What is an SBA loan and how does it work?

Whether you’re launching a new business, purchasing equipment or planning for growth, U.S. Small Business Administration (SBA) loans can help support your goals.

SBA loans are small business loans backed by the U.S. Small Business Administration through a partial guarantee. This guarantee means the SBA agrees to repay a portion of the loan if the borrower can’t, helping reduce overall lending risk while expanding access to financing for small businesses.

Learn how SBA loans work, what they can be used for and which types may be right for your business.

What you’ll learn:

  • SBA loans are issued by banks and other financial institutions and backed by the U.S. Small Business Administration through a partial guarantee.

  • Small businesses can use SBA loans to pay for business expenses such as real estate or startup costs, debt consolidation and working capital.

  • SBA loan programs range from microloans of up to $50,000 to real estate loans of up to $5.5 million.

  • While SBA loans can have stricter eligibility requirements than other business loans, they may offer lower interest rates and fees, higher loan amounts and longer repayment terms.

Earn serious cash back

Boost your purchasing power with up to 2% cash back.

What is an SBA loan?

An SBA loan is a type of small business loan issued by participating lenders, like banks or credit unions, and partially guaranteed by the U.S. Small Business Administration.
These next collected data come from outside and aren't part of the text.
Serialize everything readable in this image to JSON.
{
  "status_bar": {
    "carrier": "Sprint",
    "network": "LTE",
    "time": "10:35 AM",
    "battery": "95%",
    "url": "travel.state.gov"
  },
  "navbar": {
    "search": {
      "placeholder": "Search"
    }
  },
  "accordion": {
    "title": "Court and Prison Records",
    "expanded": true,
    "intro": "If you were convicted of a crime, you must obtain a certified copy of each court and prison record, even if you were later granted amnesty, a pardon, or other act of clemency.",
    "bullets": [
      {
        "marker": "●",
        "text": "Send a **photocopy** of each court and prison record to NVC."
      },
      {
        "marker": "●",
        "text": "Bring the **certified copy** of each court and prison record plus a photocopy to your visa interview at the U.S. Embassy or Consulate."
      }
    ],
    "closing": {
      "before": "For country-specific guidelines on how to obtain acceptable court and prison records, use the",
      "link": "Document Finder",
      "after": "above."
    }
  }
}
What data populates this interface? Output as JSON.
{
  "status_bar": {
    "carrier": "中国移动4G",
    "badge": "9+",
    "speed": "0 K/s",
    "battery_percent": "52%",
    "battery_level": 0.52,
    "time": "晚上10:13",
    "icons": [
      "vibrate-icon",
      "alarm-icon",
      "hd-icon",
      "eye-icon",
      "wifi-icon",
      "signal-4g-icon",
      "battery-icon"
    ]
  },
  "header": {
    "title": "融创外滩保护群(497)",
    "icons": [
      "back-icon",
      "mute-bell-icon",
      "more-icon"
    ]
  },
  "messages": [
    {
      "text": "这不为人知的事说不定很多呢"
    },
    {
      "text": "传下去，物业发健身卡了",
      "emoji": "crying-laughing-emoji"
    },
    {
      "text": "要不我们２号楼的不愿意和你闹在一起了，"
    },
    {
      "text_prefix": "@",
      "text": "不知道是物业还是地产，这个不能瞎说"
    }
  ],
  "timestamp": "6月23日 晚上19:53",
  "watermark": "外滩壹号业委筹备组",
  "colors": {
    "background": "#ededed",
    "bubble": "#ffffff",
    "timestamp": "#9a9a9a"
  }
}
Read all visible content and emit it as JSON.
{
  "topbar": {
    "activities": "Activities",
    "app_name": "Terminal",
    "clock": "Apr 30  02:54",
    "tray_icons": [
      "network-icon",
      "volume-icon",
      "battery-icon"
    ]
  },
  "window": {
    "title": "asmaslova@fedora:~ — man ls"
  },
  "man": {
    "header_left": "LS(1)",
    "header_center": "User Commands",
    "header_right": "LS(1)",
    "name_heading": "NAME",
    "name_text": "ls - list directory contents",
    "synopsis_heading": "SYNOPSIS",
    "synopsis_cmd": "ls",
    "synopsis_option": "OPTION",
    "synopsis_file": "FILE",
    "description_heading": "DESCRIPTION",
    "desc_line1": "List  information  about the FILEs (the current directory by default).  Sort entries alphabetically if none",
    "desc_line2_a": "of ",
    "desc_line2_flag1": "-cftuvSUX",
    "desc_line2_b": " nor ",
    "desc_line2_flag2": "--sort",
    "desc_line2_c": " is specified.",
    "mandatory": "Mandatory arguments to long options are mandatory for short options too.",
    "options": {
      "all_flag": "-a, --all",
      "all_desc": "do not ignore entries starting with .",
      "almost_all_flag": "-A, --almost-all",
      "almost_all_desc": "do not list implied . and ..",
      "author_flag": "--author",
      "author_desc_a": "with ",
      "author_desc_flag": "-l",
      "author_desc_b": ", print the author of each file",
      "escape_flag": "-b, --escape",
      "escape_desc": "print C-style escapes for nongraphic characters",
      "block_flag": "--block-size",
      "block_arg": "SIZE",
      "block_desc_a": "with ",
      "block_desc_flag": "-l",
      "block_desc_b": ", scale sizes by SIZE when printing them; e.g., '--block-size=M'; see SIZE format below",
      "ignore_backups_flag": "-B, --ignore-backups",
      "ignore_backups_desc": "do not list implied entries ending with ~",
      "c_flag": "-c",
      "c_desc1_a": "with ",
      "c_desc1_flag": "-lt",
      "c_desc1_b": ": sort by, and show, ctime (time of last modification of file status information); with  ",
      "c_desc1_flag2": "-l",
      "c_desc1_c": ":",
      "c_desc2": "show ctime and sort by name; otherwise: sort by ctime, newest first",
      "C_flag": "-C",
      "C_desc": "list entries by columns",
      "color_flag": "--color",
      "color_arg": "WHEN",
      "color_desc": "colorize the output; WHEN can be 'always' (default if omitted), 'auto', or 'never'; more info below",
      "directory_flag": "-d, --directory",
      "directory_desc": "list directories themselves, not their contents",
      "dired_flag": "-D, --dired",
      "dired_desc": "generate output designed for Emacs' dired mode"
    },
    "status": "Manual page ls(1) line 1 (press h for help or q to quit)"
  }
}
SBA loans help cover business-related expenses, such as inventory, equipment and real estate. 

Because the guarantee adds a layer of security for lenders, SBA loans can help increase access to financing for business owners who may be unable to secure traditional funding.

How does an SBA loan work?

When you apply for an SBA loan through a bank or credit union, the lender then applies for an SBA guarantee. This guarantee reduces risk for the lender because the SBA agrees to repay a portion of the loan amount if the borrower defaults. The SBA may guarantee up to 85% of the loan value, depending on the type of loan, the lender and your eligibility. 

The borrower may have to provide a personal guarantee to secure the loan. This means that if the borrower defaults on payments, the lender may be able to pursue the borrower’s personal assets to recover losses. Most SBA loans require business owners to provide either a limited or unlimited personal guarantee.

What are SBA loans used for?

SBA loans are available for small businesses to use for a variety of business expenses, including:

  • Working capital: Increase liquidity for short-term operations.

  • Real estate: Purchase property or construct a building to help you expand services or make room for growth.

  • Startup costs: Cover startup expenses, like purchasing inventory or paying wages.

  • Expansion and improvement: Grow, convert or enhance existing structures.

  • Operating expenses: Cover costs like rent, utilities and insurance.

  • Debt consolidation, refinancing and repayment: Manage outstanding business debts, subject to SBA program parameters.

  • Supplies and equipment: Purchase or rent items necessary for your business, like commercial-grade equipment.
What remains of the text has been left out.